Other Storage Type Mounts​

# Mount Alibaba Cloud OSS
./dist/bin/cv mount oss://my-bucket/data /mnt/oss \
-c oss.endpoint_url=https://oss-cn-hangzhou.aliyuncs.com \
-c oss.credentials.access_key_id=*** \
-c oss.credentials.access_key_secret=***

# Mount HDFS (requires special environment setup)
./dist/bin/cv mount hdfs://namenode:9000/data /mnt/hdfs

Load Feature - Loading External Data​

The load feature allows directly loading data from external storage into Curvine, supporting single file or batch loading.

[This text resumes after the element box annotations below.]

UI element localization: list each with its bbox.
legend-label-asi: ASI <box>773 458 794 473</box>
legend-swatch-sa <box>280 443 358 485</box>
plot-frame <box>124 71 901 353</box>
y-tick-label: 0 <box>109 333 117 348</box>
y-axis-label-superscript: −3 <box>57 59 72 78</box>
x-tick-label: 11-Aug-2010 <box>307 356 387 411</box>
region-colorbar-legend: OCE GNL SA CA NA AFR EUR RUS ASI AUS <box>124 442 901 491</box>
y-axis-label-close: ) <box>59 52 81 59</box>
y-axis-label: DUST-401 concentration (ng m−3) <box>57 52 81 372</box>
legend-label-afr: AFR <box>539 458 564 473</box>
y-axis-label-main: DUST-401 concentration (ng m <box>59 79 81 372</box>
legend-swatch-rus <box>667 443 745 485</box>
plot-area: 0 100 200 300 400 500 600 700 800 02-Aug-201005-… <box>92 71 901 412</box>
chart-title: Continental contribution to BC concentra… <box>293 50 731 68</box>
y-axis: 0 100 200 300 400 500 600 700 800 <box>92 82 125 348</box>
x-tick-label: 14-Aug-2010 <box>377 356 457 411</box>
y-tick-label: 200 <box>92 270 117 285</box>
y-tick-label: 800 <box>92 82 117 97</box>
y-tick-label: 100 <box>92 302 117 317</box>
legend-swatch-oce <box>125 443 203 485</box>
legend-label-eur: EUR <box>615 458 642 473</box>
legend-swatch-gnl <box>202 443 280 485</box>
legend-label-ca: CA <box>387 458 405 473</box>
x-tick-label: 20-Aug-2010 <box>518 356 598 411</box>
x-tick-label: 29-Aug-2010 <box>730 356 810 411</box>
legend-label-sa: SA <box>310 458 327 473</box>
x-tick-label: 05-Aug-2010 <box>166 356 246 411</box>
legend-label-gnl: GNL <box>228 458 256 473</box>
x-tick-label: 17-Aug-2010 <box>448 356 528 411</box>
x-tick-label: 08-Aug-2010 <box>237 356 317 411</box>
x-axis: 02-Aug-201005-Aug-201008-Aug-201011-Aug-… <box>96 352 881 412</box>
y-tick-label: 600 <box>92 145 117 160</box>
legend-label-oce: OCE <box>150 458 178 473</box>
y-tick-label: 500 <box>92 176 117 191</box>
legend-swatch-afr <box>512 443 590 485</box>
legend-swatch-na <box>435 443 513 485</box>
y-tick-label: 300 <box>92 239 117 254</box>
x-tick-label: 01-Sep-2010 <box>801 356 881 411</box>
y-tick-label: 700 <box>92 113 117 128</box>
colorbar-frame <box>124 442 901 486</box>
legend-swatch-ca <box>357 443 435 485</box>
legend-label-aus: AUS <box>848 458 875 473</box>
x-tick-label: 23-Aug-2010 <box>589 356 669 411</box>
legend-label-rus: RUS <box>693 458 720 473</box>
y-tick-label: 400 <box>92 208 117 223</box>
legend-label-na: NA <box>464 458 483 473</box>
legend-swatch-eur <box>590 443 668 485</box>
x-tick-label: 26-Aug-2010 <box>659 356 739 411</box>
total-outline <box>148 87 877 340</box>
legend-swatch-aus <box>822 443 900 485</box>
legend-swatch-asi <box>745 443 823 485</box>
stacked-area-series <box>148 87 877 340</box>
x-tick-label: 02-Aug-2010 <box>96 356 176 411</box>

Single File Load Examples​

# Load single file from S3
./dist/bin/cv load s3://flink/user/simple_test.txt \
-c s3.endpoint_url=http://s3v2.dg-access-test.wanyol.com \
-c s3.region_name=cn-south-1 \
-c s3.credentials.access=*** \
-c s3.credentials.secret=***

Batch Load Examples​

# Load entire directory from OSS
./dist/bin/cv load oss://my-bucket/datasets/ \
-c oss.endpoint_url=https://oss-cn-hangzhou.aliyuncs.com \
-c oss.credentials.access_key_id=*** \
-c oss.credentials.access_key_secret=***

# Load from HDFS
./dist/bin/cv load hdfs://namenode:9000/data/logs/

Configuration Parameters​

S3-Compatible Storage Configuration​

ParameterDescriptionExample
s3.endpoint_urlS3 service endpointhttp://s3.amazonaws.com
s3.region_nameS3 regionus-east-1
s3.credentials.accessAccess key***
s3.credentials.secretSecret key***

OSS Configuration​

ParameterDescriptionExample
oss.endpoint_urlOSS service endpointhttps://oss-cn-hangzhou.aliyuncs.com
oss.credentials.access_key_idAccess key ID***
oss.credentials.access_key_secretAccess key secret***

HDFS Configuration​

ParameterDescriptionExample
hdfs.name_nodeHDFS NameNode addressnamenode:9000
hdfs.userHDFS usernamehadoop

HDFS Environment Requirements​

Using HDFS functionality requires special compilation and runtime environment configuration:

Compilation Requirements​

To enable HDFS functionality, use the special build command with JNI features:

make build-hdfs

Runtime Environment Requirements​

Worker nodes need to configure the following environment:

  1. Java Environment (JDK 8 or above):
# Example: JDK 21 (adjust path according to your actual JDK version)
export JAVA_HOME=/usr/lib/jvm/java-21-openjdk-amd64
export LD_LIBRARY_PATH=$JAVA_HOME/lib/server:$LD_LIBRARY_PATH
  1. Hadoop Environment (version should match target HDFS cluster version):
# Example: Hadoop 3.x (adjust path according to your actual Hadoop version)
export HADOOP_HOME=/opt/hadoop
export HADOOP_CONF_DIR=$HADOOP_HOME/etc/hadoop
export PATH=$PATH:$HADOOP_HOME/bin:$HADOOP_HOME/sbin

# Hadoop subsystem environment variables
export HADOOP_HDFS_HOME=$HADOOP_HOME
export HADOOP_MAPRED_HOME=$HADOOP_HOME
export HADOOP_YARN_HOME=$HADOOP_HOME
export LD_LIBRARY_PATH=/opt/hadoop/lib/native:$LD_LIBRARY_PATH

Note: Ensure all Worker nodes have the correct Java and Hadoop environment variables configured, otherwise HDFS mount and load operations will fail.